Mohammed Hadees Andari (52) does not have money to rent even the cheapest room nearby, which would cost him about Rs. 2,000 per month. He did not receive the solatium promised by the MCF and neither did any of the people interviewed for this story. Ansari continues to live amidst the rubbles and sleeps under a tarpaulin on a cot he managed to pull out of the debris of his home. “They broke not only my house, but also the cart on which I used to sell vegetables,” he said. Now, he sells the bricks of his house, at 1 rupee per brick, to buy rotis and milk to feed himself and his pet goat Munni. The MCF has bulldozed not only his house, but each of the three shanties he built since July 2021. “It’s exhausting to start from scratch every time… [they should] just kill us in one blow,” he sighed.
The urban poor who gradually settled down in Khori Gaon are subject to the multiple marginalities of class and caste. Myopic arguments to conserve the environment ignore the rights of the people who have been pushed to the fringes of booming cities due to the failure of both Delhi and Haryana governments to provide them with affordable housing.
“When the earliest of us moved in, the land was almost uninhabitable, filled with potholes, uneven and totally barren. We planted trees, built our houses brick by brick, made this place beautiful and livable. Now the government wants the land back! They should’ve taken it when it was worth in dirt, and not in gold,” Paswan said. By tearing down Khori Gaon, the SC denied their history: a history that is repeatedly rewritten through spates of demolitions. On 21 April 2022, six MCF bulldozers and a Police bus arrived at Khori Gaon. By midday, bulldozers were tearing down the shanties of people who were neither eligible for rehabilitation nor could afford to rent accommodation. Arshad Ali (26), who witnessed the demolition, said that “they were also pouring rubble to block the pathways through which people could leave and enter their shanties. No one knows what will happen next.”
Reena Devi and her husband Ajeet Bhaitha (42), who were earlier extorted by the Police in return for the promise of security, have now to pay off loans for a house that no longer exists.

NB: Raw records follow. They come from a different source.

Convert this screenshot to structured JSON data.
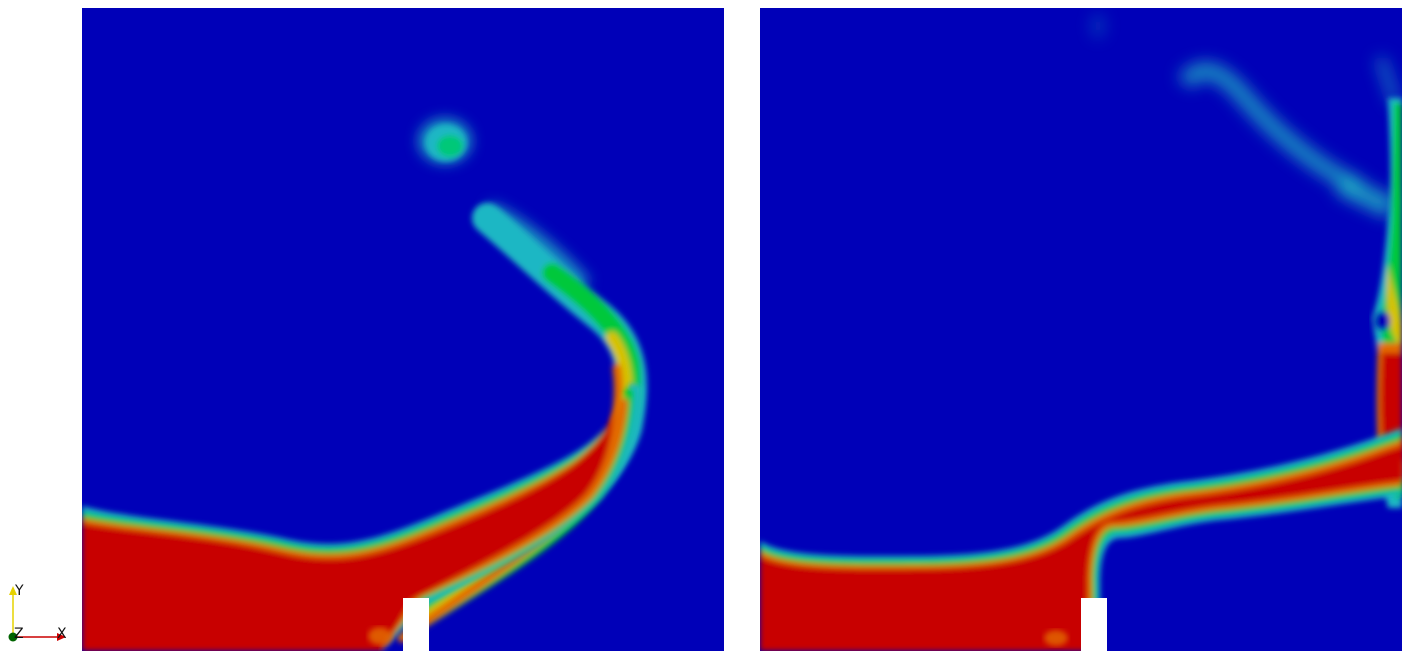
{
  "colors": {
    "background": "#0000b8",
    "cyan": "#1fb7c4",
    "green": "#00c83a",
    "yellow": "#d6c200",
    "orange": "#e36a00",
    "red": "#c80000",
    "obstacle": "#ffffff"
  },
  "orientation_axes": {
    "y_label": "Y",
    "z_label": "Z",
    "x_label": "X",
    "x_color": "#cc0000",
    "y_color": "#e6d200",
    "z_color": "#006400"
  }
}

Bhaitha has been working night shifts with higher pay at a garment factory for three years so their informal loans could be paid back faster. “All that hard work was fine, at least I had a house to call my own. The demolition has set us back at least 20 years. Except, it’s worse now, as we have children to fend for.”
Their daughter Muskan Kumari (18) started studying Arts in 2021. Her talents include singing and dancing and showed me photos of the accolades she won in these fields. However, the photos stopped abruptly in July 2021. Since then, her phone’s gallery only has photos and videos of demolitions, bulldozers and meetings organized to strengthen the ground level resistance of Khori Gaon. Since 27 April 2022, a sizeable Police force has been supervising ongoing demolitions in Khori Gaon. Through its latest order, the SC has again welcomed the Police presence by ruling that the MCF may request it whenever necessary for “security reasons.” Muskan reflected: “They won’t spare either Khori Gaon or us, so it’s time for a different dream now. I want to become a video journalist and show the world that Khori Gaon deserves justice.”